Yes, of course, we need to support the Libyan people, directly where we can but also by campaigning more intensely against the arms trade and by exposing the true nature our aggressive governments.

Sorry if the language is intemperate but as I get older I find my patience with the view that somehow we live in a humane society where nice uncompromised UN guys with lovely blue berets gently restrain the nasty people. This failure to address the real nature of power is, in my view, one of the biggest psychological barriers to real social change.

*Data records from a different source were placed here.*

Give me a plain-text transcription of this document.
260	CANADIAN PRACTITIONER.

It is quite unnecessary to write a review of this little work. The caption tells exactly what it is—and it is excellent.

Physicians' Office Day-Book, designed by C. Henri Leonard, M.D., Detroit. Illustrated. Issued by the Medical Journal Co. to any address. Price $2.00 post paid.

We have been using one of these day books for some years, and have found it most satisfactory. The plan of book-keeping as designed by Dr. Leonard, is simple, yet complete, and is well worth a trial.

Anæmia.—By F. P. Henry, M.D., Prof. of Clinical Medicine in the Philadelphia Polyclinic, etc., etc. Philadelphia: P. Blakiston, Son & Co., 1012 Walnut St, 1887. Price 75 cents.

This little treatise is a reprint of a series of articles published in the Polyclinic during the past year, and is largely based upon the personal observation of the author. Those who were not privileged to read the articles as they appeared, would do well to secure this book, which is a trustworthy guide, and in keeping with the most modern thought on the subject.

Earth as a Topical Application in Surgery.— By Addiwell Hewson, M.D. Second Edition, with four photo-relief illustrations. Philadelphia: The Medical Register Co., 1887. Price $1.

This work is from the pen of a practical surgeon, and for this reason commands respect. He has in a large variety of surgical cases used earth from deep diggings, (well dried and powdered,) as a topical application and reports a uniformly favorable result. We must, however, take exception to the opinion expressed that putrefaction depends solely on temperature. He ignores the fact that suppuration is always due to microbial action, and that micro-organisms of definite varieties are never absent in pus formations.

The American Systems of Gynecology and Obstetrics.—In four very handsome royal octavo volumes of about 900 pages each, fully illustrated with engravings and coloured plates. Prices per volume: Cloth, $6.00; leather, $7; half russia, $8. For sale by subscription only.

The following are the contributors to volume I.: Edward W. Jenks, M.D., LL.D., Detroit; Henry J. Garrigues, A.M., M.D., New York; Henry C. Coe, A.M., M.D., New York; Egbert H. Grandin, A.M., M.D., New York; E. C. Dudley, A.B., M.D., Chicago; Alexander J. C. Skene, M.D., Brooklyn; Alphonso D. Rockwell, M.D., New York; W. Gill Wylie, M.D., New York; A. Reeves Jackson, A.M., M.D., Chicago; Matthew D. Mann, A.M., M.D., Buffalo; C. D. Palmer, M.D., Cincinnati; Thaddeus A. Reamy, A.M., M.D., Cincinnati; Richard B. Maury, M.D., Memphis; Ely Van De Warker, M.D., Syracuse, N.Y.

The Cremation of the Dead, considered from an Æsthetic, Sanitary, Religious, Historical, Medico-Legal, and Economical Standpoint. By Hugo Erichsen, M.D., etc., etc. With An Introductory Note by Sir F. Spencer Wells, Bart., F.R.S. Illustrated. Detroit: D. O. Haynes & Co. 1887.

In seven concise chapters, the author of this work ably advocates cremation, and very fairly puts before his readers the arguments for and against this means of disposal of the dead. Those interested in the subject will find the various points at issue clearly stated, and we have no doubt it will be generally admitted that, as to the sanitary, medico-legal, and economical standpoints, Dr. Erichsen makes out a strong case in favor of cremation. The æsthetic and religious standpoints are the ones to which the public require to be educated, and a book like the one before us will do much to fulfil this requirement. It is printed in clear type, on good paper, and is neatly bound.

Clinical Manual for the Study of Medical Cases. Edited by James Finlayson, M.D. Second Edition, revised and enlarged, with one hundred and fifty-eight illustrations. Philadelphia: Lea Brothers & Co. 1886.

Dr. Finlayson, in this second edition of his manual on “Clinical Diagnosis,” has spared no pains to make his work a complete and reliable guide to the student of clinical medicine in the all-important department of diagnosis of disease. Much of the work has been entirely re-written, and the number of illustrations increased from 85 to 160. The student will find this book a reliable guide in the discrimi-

If I can draw a final comparison which is relevant I wonder how many are familiar with the story of the Peasants’ Revolt. After the Black Death the labour force was decimated and through scarcity acquired real bargaining power. Under watt Tyler’s leadership a peasant army cornered the King in London and demanded freedoms that were totally revolutionary. The rebellion, however, was subject to a fatal ideological flaw. Watt and his mates thought the King was a nice guy who was surrounded by a bunch of less chivalrous barons and knights who were the bad guys who day to day enforced the supremacy of the ruling class. So when the King said he accepted the demands and shouted to the crowd to join him in Clerkenwell (or was it Camberwell?) they followed him only to find when they got there that it was not to sign a new charter or Rights but to be surrounded by the King’s formidable bowmen and surrender.